Preparing your child for starting school

Starting school can be a big change for your child – and a big change in your family life too. Although it’s an exciting time, it’s normal to feel a little worried or just sad about it. Keeping your worries to yourself and letting your child know that you think he’ll go well at school helps your child feel positive too.

Here are tips to help your child feel ready for starting school.

Getting familiar with school

  • If your child is at a preschool that runs a school transition program, try to make sure your child is at preschool on the days the children visit ‘big school’. If your child isn’t at preschool, visit the school yourselves. This helps your child get familiar with the grounds, the classroom, the toilets, the bubblers, the noise of the big kids and so on.
  • Meet your child’s teacher together and give your child an idea of how many children will be in the class. Let your child know that teachers are there to help, and she can ask for help any time.
  • Explain the basic school rules, such as putting up your hand, asking before going to the toilet, listening quietly when you need to, and doing what the teacher asks.
  • Show your child where the after school care facilities are, if you’re using them.

Practical preparations at home

  • Get your child to try on the uniform and shoes before the first day, just to make sure everything fits.
  • Make sure your child has all the extras – bag, hat, art smock, library bag and so on.
  • Have a practice run with the lunch box to make sure your child can take off the lid (perhaps before buying the box).


  • Try to organise play dates with other children before the first day of school. It’ll help if your child knows another child from class before school starts. 
  • Give your child lots of love and support. Be excited and enthusiastic about your child starting school. This sends your child the positive message that school is exciting and that he’ll cope and have fun.
  • Think about how you’ll manage your feelings on the first day. Even if you’re feeling sad or worried, it can help to keep these feelings from your child. Instead, try to see your child off with a happy, confident goodbye.
  • Read a children’s book about starting school with your child – ask the librarian at your local library for book ideas. Reading books about school together can help you talk with your child about her feelings.
Sometimes it’s helpful to talk to other parents about how you’re feeling. Other parents might also have helpful tips for preparing and starting school. You can connect with other parents in our online forum for parents of school-age children.

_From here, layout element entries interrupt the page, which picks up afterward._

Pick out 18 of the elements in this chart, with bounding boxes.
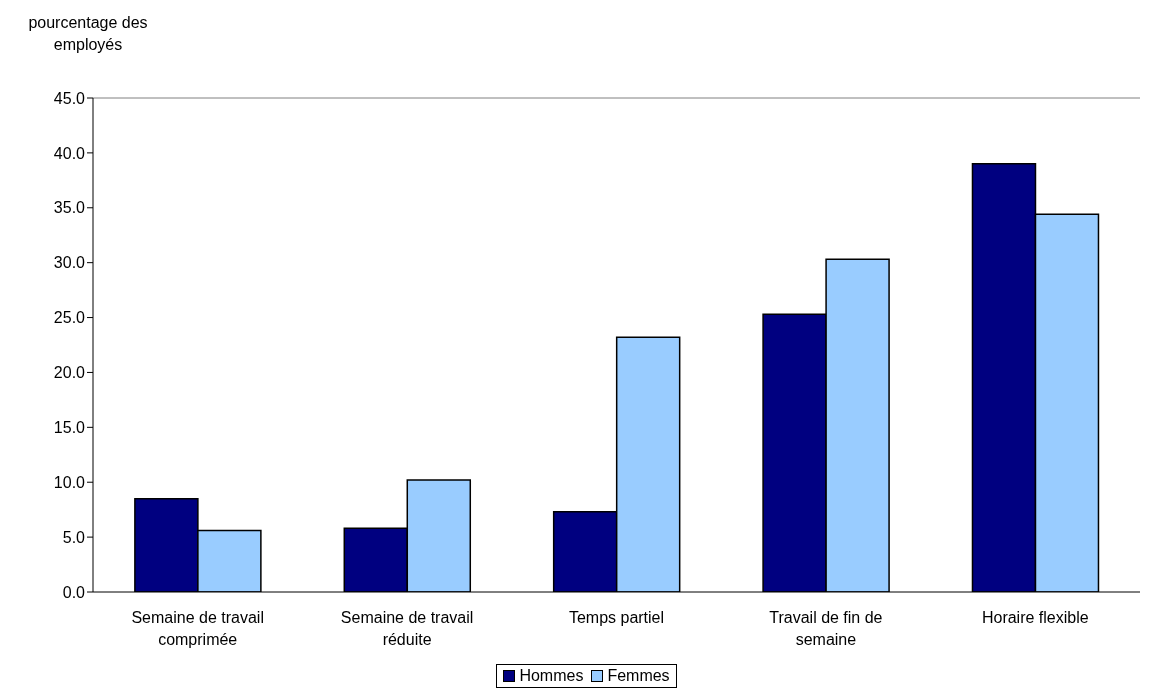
y-tick-label: 15.0 xyxy=(53,419,86,437)
y-tick-label: 5.0 xyxy=(62,528,86,546)
y-tick-label: 10.0 xyxy=(53,473,86,491)
y-axis-title: pourcentage des employés xyxy=(27,13,149,55)
x-tick-label: Travail de fin de semaine xyxy=(769,609,883,649)
x-tick-label: Semaine de travail réduite xyxy=(340,609,474,649)
x-tick-label: Horaire flexible xyxy=(981,609,1089,627)
y-tick-label: 20.0 xyxy=(53,364,86,382)
x-tick-label: Temps partiel xyxy=(568,609,665,627)
legend-label: Femmes xyxy=(606,667,670,685)
legend-label: Hommes xyxy=(518,667,584,685)
y-tick-label: 25.0 xyxy=(53,309,86,327)
y-tick-label: 35.0 xyxy=(53,199,86,217)
y-tick-label: 45.0 xyxy=(53,89,86,107)
x-tick-label: Semaine de travail comprimée xyxy=(131,609,264,649)
y-tick-label: 40.0 xyxy=(53,144,86,162)
y-tick-label: 0.0 xyxy=(62,583,86,601)
y-tick-label: 30.0 xyxy=(53,254,86,272)
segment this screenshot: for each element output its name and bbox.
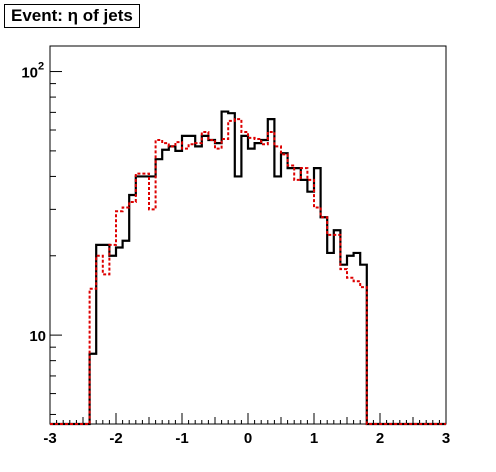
x-tick-label: -2 — [109, 430, 122, 447]
x-tick-label: 3 — [442, 430, 450, 447]
plot-frame — [49, 45, 447, 425]
series-solid-black — [50, 110, 446, 426]
chart-title: Event: η of jets — [4, 4, 140, 28]
y-tick-exponent: 2 — [38, 61, 44, 73]
x-tick-label: 2 — [376, 430, 384, 447]
series-dashed-red — [50, 118, 446, 425]
x-tick-label: 0 — [244, 430, 252, 447]
y-tick-label: 10 — [21, 65, 38, 82]
x-tick-label: -1 — [175, 430, 188, 447]
x-tick-label: -3 — [43, 430, 56, 447]
y-tick-label: 10 — [29, 328, 46, 345]
x-tick-label: 1 — [310, 430, 318, 447]
series-layer — [50, 110, 446, 426]
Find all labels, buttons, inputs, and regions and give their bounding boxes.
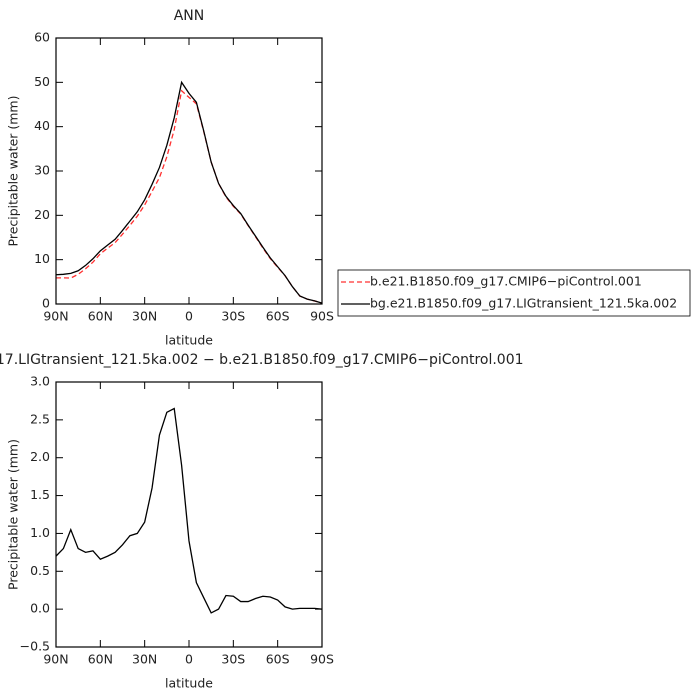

Starting school: the early weeks

Your child is likely to need a lot of support when school starts. There are some simple things you can do to help these first few weeks go smoothly:

  • Try to drop off your child at school before the bell goes in the morning. Also pick your child up on time.  If you’re late it could make your child feel very anxious. 
  • Consider limiting after-school activities like swimming lessons for the first term, and stick to a bedtime routine if you can. Your child is likely to be very tired after school for the first few weeks. 
  • Try to make after-school time a bit special, with a snack and time for the two of you to chat.
  • Be patient if your child wants to blurt out every little detail about school, or clams up completely. Try to respect your child’s response to this new experience. 
  • Try to be flexible with snacks and meals. Your child will probably be very hungry after school. He might want to snack after school and miss normal dinner.
  • Don’t expect too much too soon. If your child is happy and seems to be enjoying school, that’s a real achievement. The rest will come later.
  • When you feel your child is coping all right with after-school tiredness, think about setting up a play date with one of her new classmates. This helps to strengthen the links between school and home.
  • If your child doesn’t seem to be settling well, or reports teasing or bullying, speak to your child’s classroom teacher.